Loneliness can make your cold feel worse: study

Loneliness can make your cold feel worse: study

Loneliness can make your cold feel worse: study

Suffering from a cold can be annoying enough, but you may feel even worse if you are lonely, say scientists who have found that loneliness may make people report more severe symptoms.

Researchers from Rice University in the US studied about 159 people aged 18-55, nearly 60 per cent of them men.

Participants were assessed for their psychological and physical health, given cold-inducing nasal drops and quarantined for five days in hotel rooms.

The participants were monitored during and after the five-day stay.

After adjusting for demographics like gender and age, the season, depressive affect and social isolation, the results showed those who felt lonely were no more likely to get a cold than those who were not.

However those who were screened in advance for their level of loneliness and became infected - not all of the participants did - reported a greater severity of symptoms than those recorded in previous studies used as controls.

The size of the participants' social networks appeared to have no bearing on how sick they felt.

"Previous research has shown that different psycho-social factors like feeling rejected or feeling left out or not having strong social bonds with other people do make people feel worse physically, mentally and emotionally," LeRoy said.

"You can be in a crowded room and feel lonely.

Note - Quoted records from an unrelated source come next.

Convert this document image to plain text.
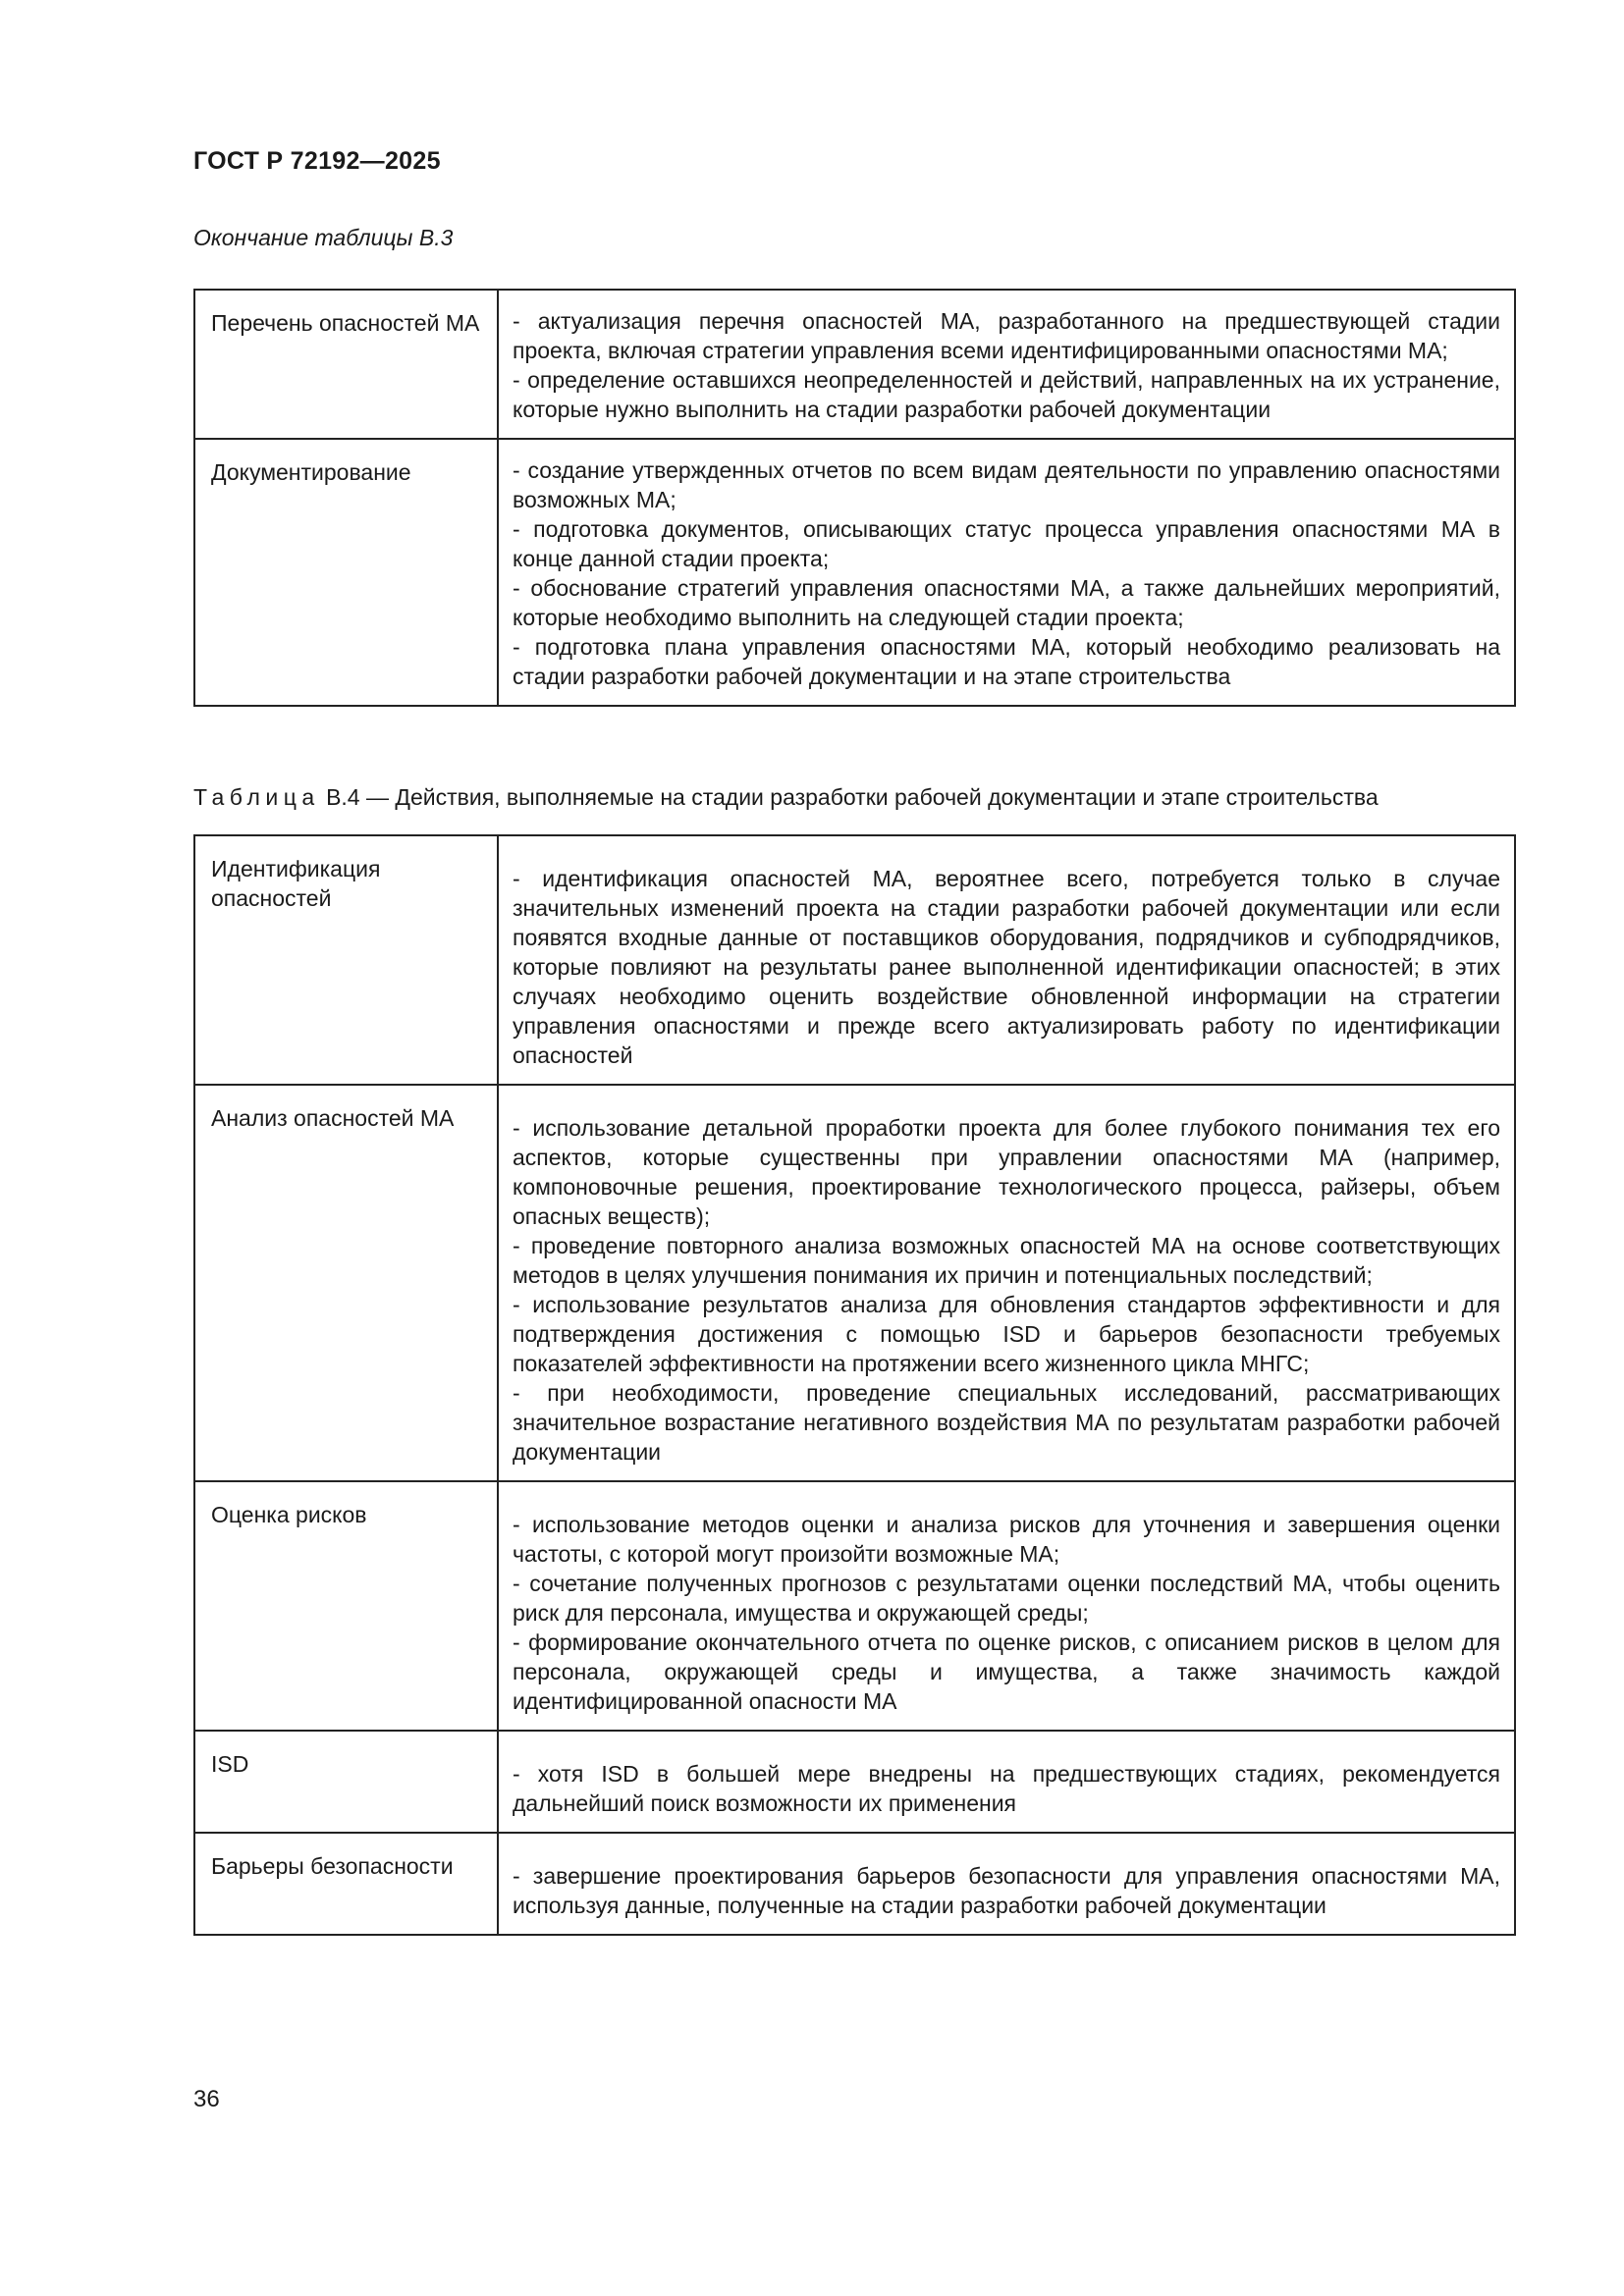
ГОСТ Р 72192—2025
Окончание таблицы В.3
Перечень опасностей МА	- актуализация перечня опасностей МА, разработанного на предшествующей стадии проекта, включая стратегии управления всеми идентифицированными опасностями МА;
- определение оставшихся неопределенностей и действий, направленных на их устранение, которые нужно выполнить на стадии разработки рабочей документации

Документирование	- создание утвержденных отчетов по всем видам деятельности по управлению опасностями возможных МА;
- подготовка документов, описывающих статус процесса управления опасностями МА в конце данной стадии проекта;
- обоснование стратегий управления опасностями МА, а также дальнейших мероприятий, которые необходимо выполнить на следующей стадии проекта;
- подготовка плана управления опасностями МА, который необходимо реализовать на стадии разработки рабочей документации и на этапе строительства
Таблица В.4 — Действия, выполняемые на стадии разработки рабочей документации и этапе строительства
Идентификация опасностей	- идентификация опасностей МА, вероятнее всего, потребуется только в случае значительных изменений проекта на стадии разработки рабочей документации или если появятся входные данные от поставщиков оборудования, подрядчиков и субподрядчиков, которые повлияют на результаты ранее выполненной идентификации опасностей; в этих случаях необходимо оценить воздействие обновленной информации на стратегии управления опасностями и прежде всего актуализировать работу по идентификации опасностей

Анализ опасностей МА	- использование детальной проработки проекта для более глубокого понимания тех его аспектов, которые существенны при управлении опасностями МА (например, компоновочные решения, проектирование технологического процесса, райзеры, объем опасных веществ);
- проведение повторного анализа возможных опасностей МА на основе соответствующих методов в целях улучшения понимания их причин и потенциальных последствий;
- использование результатов анализа для обновления стандартов эффективности и для подтверждения достижения с помощью ISD и барьеров безопасности требуемых показателей эффективности на протяжении всего жизненного цикла МНГС;
- при необходимости, проведение специальных исследований, рассматривающих значительное возрастание негативного воздействия МА по результатам разработки рабочей документации

Оценка рисков	- использование методов оценки и анализа рисков для уточнения и завершения оценки частоты, с которой могут произойти возможные МА;
- сочетание полученных прогнозов с результатами оценки последствий МА, чтобы оценить риск для персонала, имущества и окружающей среды;
- формирование окончательного отчета по оценке рисков, с описанием рисков в целом для персонала, окружающей среды и имущества, а также значимость каждой идентифицированной опасности МА

ISD	- хотя ISD в большей мере внедрены на предшествующих стадиях, рекомендуется дальнейший поиск возможности их применения

Барьеры безопасности	- завершение проектирования барьеров безопасности для управления опасностями МА, используя данные, полученные на стадии разработки рабочей документации
36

That perception is what seems to be important when it comes to these cold symptoms," said Angie LeRoy of Rice University.

"The effect may be the same for those under other kinds of stress, anytime you have an illness, it is a stressor, and this phenomenon would probably occur," said Chris Fagundes of Rice University.

"A predisposition, whether it is physical or mental, can be exaggerated by a subsequent stressor. In this case, the subsequent stressor is getting sick, but it could be the loss of a loved one, or getting breast cancer, which are subjects we also study," Fagundes said.

The study was published in the journal Health Psychology.